You’re just relabeling protests as terrorism because you don’t like the politics. The datasets don’t code crowd chaos as targeted attacks, and you can’t fix that by stapling motives onto a mob after the fact. You’re swapping categories, not exposing a flaw.
No, I'm using YOUR criteria. You just don't like the fact that violent Leftist riots can be, and often are, acts of terrorism BY YOUR DEFINITION. I am exposing the flaw in your reasoning and that of the article itself.
 
No, I'm using YOUR criteria. You just don't like the fact that violent Leftist riots can be, and often are, acts of terrorism BY YOUR DEFINITION. I am exposing the flaw in your reasoning and that of the article itself.
You’re not using my criteria, you’re rewriting them. The datasets classify targeted, ideologically‑motivated attacks, not every chaotic crowd event where someone throws a bottle.

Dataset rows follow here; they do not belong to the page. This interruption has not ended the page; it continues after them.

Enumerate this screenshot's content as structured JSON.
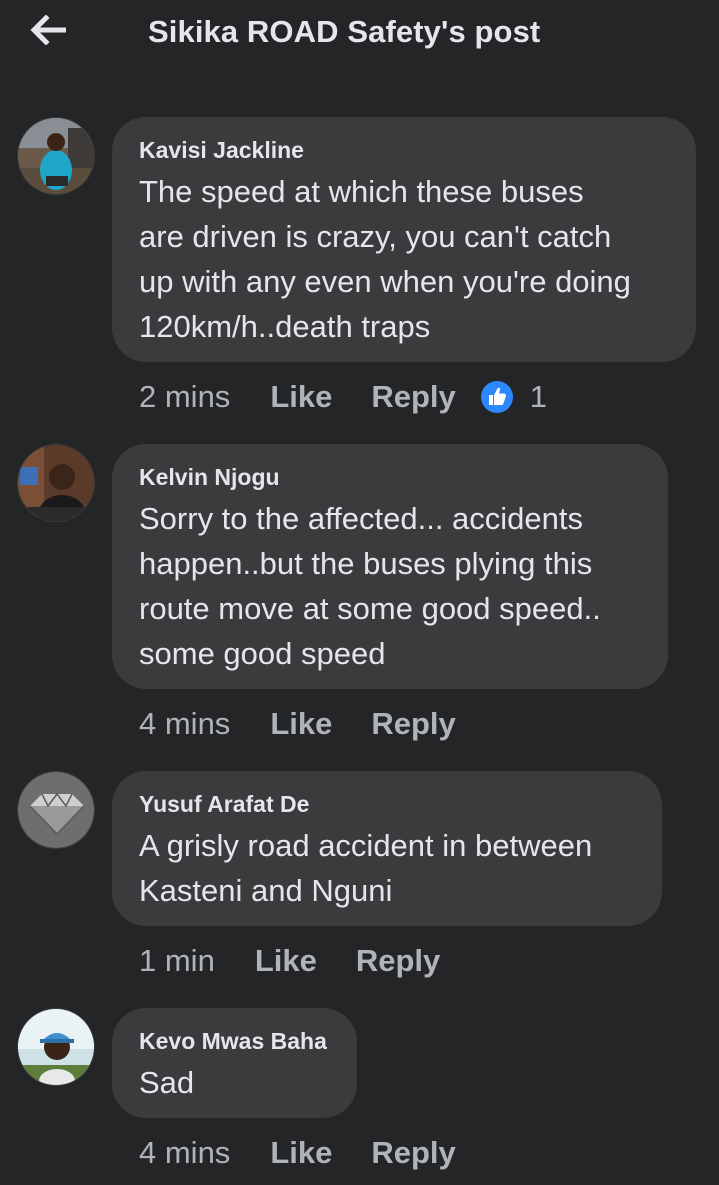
{
  "header": {
    "back_icon": "arrow-left-icon",
    "title": "Sikika ROAD Safety's post"
  },
  "comments": [
    {
      "author": "Kavisi Jackline",
      "text": "The speed at which these buses\nare driven is crazy, you can't catch\nup with any even when you're doing\n120km/h..death traps",
      "time": "2 mins",
      "like": "Like",
      "reply": "Reply",
      "reaction_icon": "thumbs-up-icon",
      "reaction_count": "1"
    },
    {
      "author": "Kelvin Njogu",
      "text": "Sorry to the affected... accidents\nhappen..but the buses plying this\nroute move at some good speed..\nsome good speed",
      "time": "4 mins",
      "like": "Like",
      "reply": "Reply"
    },
    {
      "author": "Yusuf Arafat De",
      "text": "A grisly road accident in between\nKasteni and Nguni",
      "time": "1 min",
      "like": "Like",
      "reply": "Reply"
    },
    {
      "author": "Kevo Mwas Baha",
      "text": "Sad",
      "time": "4 mins",
      "like": "Like",
      "reply": "Reply"
    }
  ],
  "colors": {
    "background": "#242526",
    "bubble": "#3a3b3c",
    "primary_text": "#e4e6eb",
    "secondary_text": "#b0b3b8",
    "like_blue": "#2d88ff"
  }
}
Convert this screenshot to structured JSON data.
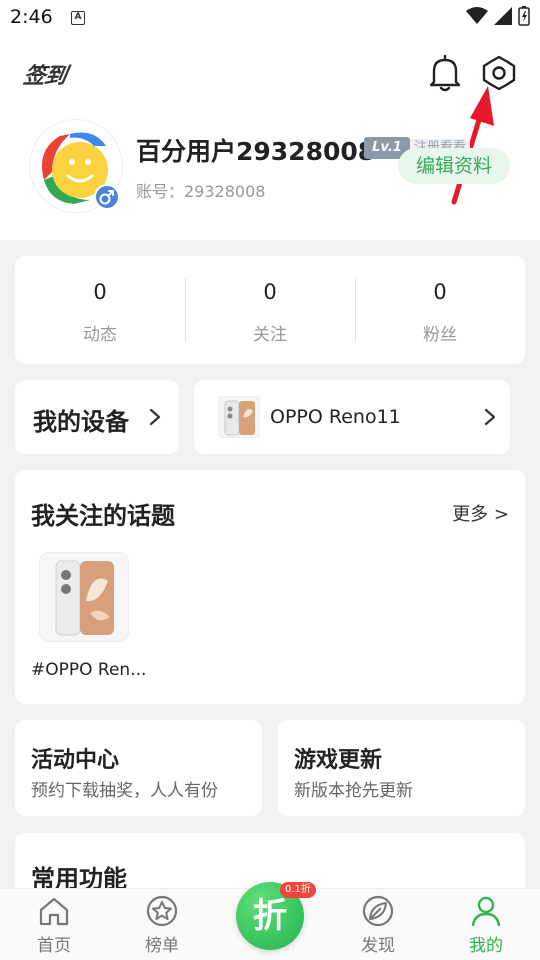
{
  "status": {
    "time": "2:46",
    "notif_icon_letter": "A"
  },
  "header": {
    "signin_label": "签到"
  },
  "profile": {
    "username": "百分用户29328008",
    "level": "Lv.1",
    "register_tag": "注册看看",
    "edit_label": "编辑资料",
    "account": "账号：29328008"
  },
  "stats": [
    {
      "value": "0",
      "label": "动态"
    },
    {
      "value": "0",
      "label": "关注"
    },
    {
      "value": "0",
      "label": "粉丝"
    }
  ],
  "devices": {
    "title": "我的设备",
    "phone_name": "OPPO Reno11"
  },
  "topics": {
    "title": "我关注的话题",
    "more": "更多 >",
    "items": [
      {
        "name": "#OPPO Ren..."
      }
    ]
  },
  "activity": {
    "title": "活动中心",
    "subtitle": "预约下载抽奖，人人有份"
  },
  "games": {
    "title": "游戏更新",
    "subtitle": "新版本抢先更新"
  },
  "functions": {
    "title": "常用功能"
  },
  "tabbar": {
    "home": "首页",
    "rank": "榜单",
    "center": "折",
    "center_badge": "0.1折",
    "discover": "发现",
    "mine": "我的"
  },
  "colors": {
    "accent": "#2eb34e",
    "arrow": "#e8182b"
  }
}
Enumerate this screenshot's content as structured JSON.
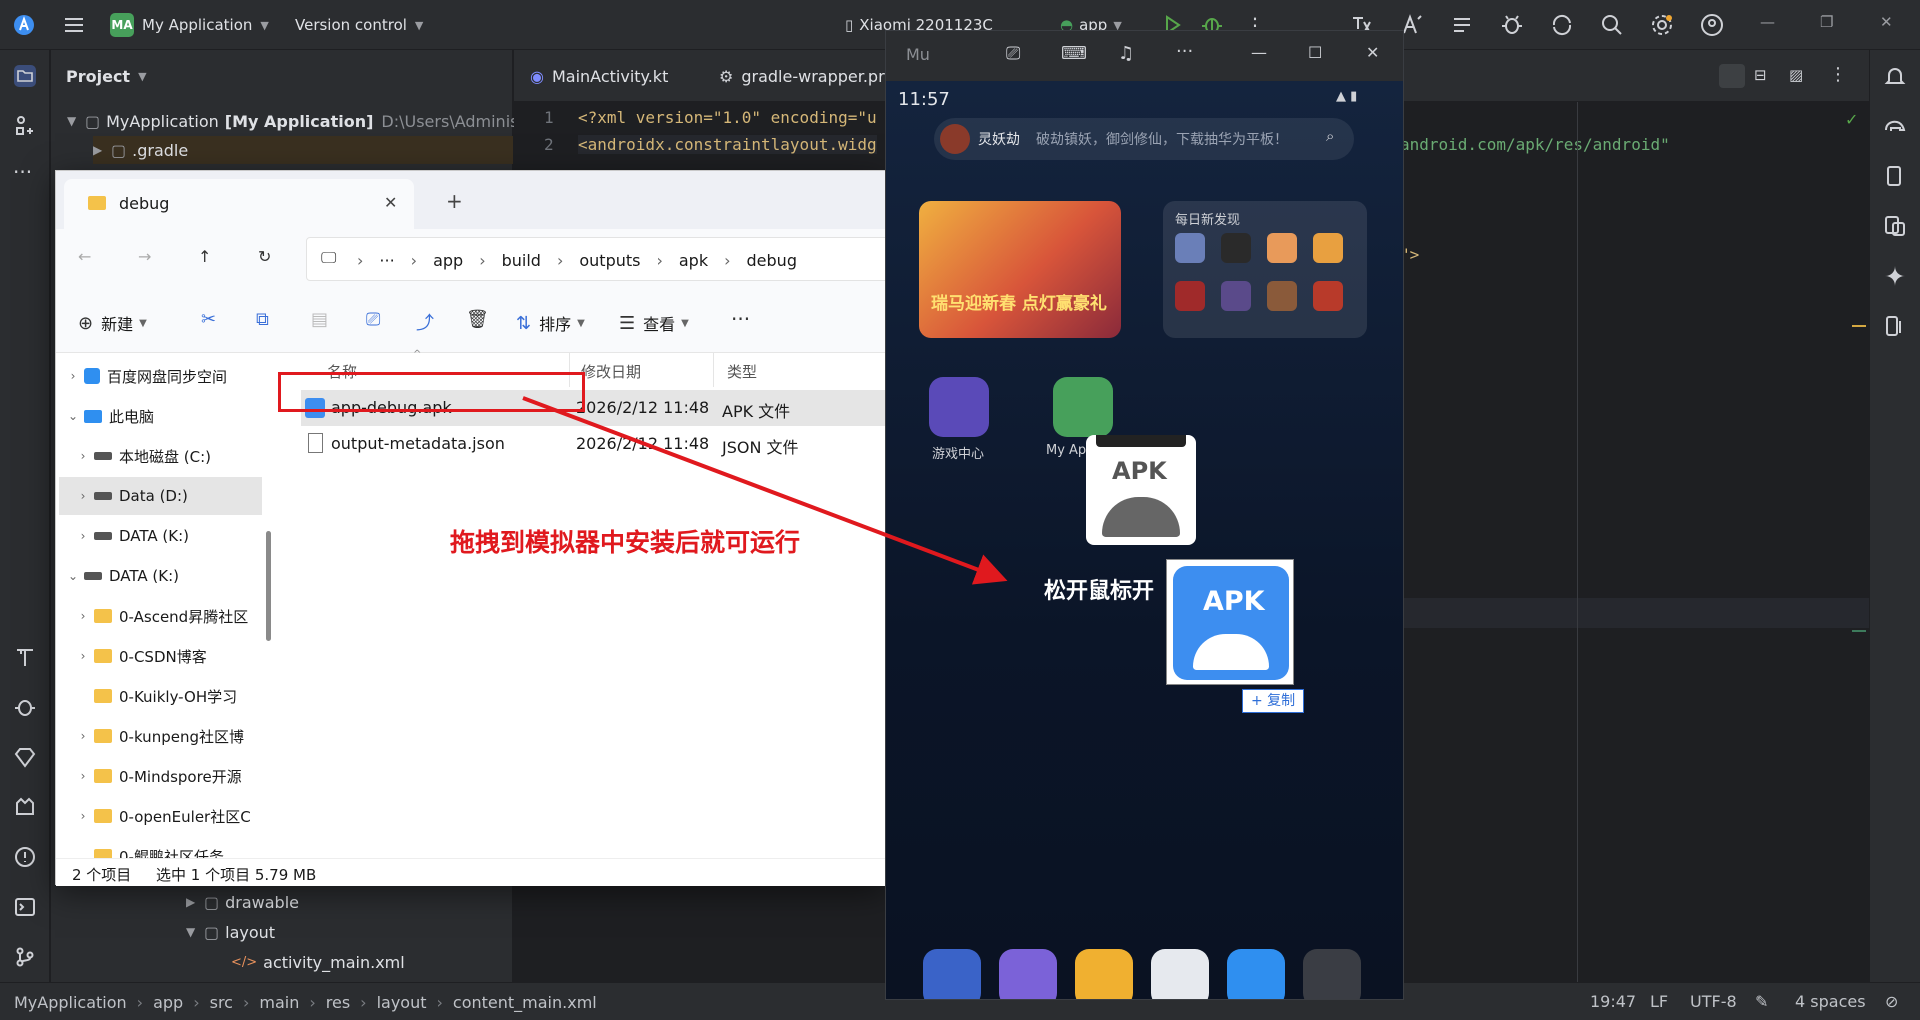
{
  "ide": {
    "project_name": "My Application",
    "project_badge": "MA",
    "vcs": "Version control",
    "device": "Xiaomi 2201123C",
    "run_config": "app",
    "panel_title": "Project",
    "tabs": [
      {
        "label": "MainActivity.kt"
      },
      {
        "label": "gradle-wrapper.pro"
      }
    ],
    "tree": {
      "root_name": "MyApplication",
      "root_bold": "[My Application]",
      "root_path": "D:\\Users\\Administrat",
      "gradle": ".gradle",
      "drawable": "drawable",
      "layout": "layout",
      "activity_main": "activity_main.xml"
    },
    "code": {
      "line1_num": "1",
      "line2_num": "2",
      "line1": "<?xml version=\"1.0\" encoding=\"u",
      "line2": "<androidx.constraintlayout.widg",
      "line2_right": "android.com/apk/res/android\"",
      "line_tail": "\">"
    },
    "status": {
      "crumbs": [
        "MyApplication",
        "app",
        "src",
        "main",
        "res",
        "layout",
        "content_main.xml"
      ],
      "position": "19:47",
      "line_sep": "LF",
      "encoding": "UTF-8",
      "indent": "4 spaces"
    }
  },
  "explorer": {
    "tab_title": "debug",
    "path": [
      "app",
      "build",
      "outputs",
      "apk",
      "debug"
    ],
    "path_more": "···",
    "new_label": "新建",
    "sort_label": "排序",
    "view_label": "查看",
    "more": "···",
    "nav": [
      {
        "label": "百度网盘同步空间"
      },
      {
        "label": "此电脑"
      },
      {
        "label": "本地磁盘 (C:)"
      },
      {
        "label": "Data (D:)"
      },
      {
        "label": "DATA (K:)"
      },
      {
        "label": "DATA (K:)"
      },
      {
        "label": "0-Ascend昇腾社区"
      },
      {
        "label": "0-CSDN博客"
      },
      {
        "label": "0-Kuikly-OH学习"
      },
      {
        "label": "0-kunpeng社区博"
      },
      {
        "label": "0-Mindspore开源"
      },
      {
        "label": "0-openEuler社区C"
      },
      {
        "label": "0-鲲鹏社区任务"
      }
    ],
    "columns": {
      "name": "名称",
      "modified": "修改日期",
      "type": "类型"
    },
    "files": [
      {
        "name": "app-debug.apk",
        "modified": "2026/2/12 11:48",
        "type": "APK 文件"
      },
      {
        "name": "output-metadata.json",
        "modified": "2026/2/12 11:48",
        "type": "JSON 文件"
      }
    ],
    "status_count": "2 个项目",
    "status_selected": "选中 1 个项目  5.79 MB"
  },
  "emulator": {
    "title": "Mu",
    "time": "11:57",
    "search_user": "灵妖劫",
    "search_text": "破劫镇妖，御剑修仙，下载抽华为平板！",
    "banner_text": "瑞马迎新春 点灯赢豪礼",
    "daily_title": "每日新发现",
    "apps": [
      {
        "label": "游戏中心"
      },
      {
        "label": "My Applic"
      }
    ],
    "apk_text": "APK",
    "drop_text": "松开鼠标开",
    "copy_label": "+ 复制"
  },
  "annotation": "拖拽到模拟器中安装后就可运行",
  "colors": {
    "ide_bg": "#2b2d30",
    "editor_bg": "#1e1f22",
    "accent_red": "#e0191e",
    "apk_blue": "#3d8ef0",
    "android_green": "#47a05b"
  }
}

If you want to call riots terrorism, you’d have to apply that standard symmetrically, and none of the institutions you’re citing do that. They don’t retro‑fit ideological intent onto a mob after the fact, and they don’t treat unfocused property damage as a planned political attack.

You’re not exposing a flaw in the reasoning, you’re swapping in a different definition and pretending it’s the same one.
 
You’re not using my criteria, you’re rewriting them. The datasets classify targeted, ideologically‑motivated attacks, not every chaotic crowd event where someone throws a bottle.

That is exactly what I used. Show me where I'm wrong in classifying those protests. I did give examples.
If you want to call riots terrorism, you’d have to apply that standard symmetrically, and none of the institutions you’re citing do that. They don’t retro‑fit ideological intent onto a mob after the fact, and they don’t treat unfocused property damage as a planned political attack.

Yes! Fine by me! That means all of a sudden there is far more radical Leftist violence than radical Rightist. It gives a far more accurate picture than simply counting acts by a few individuals and body count.
You’re not exposing a flaw in the reasoning, you’re swapping in a different definition and pretending it’s the same one.
Yes, I have, and you are only reinforcing it.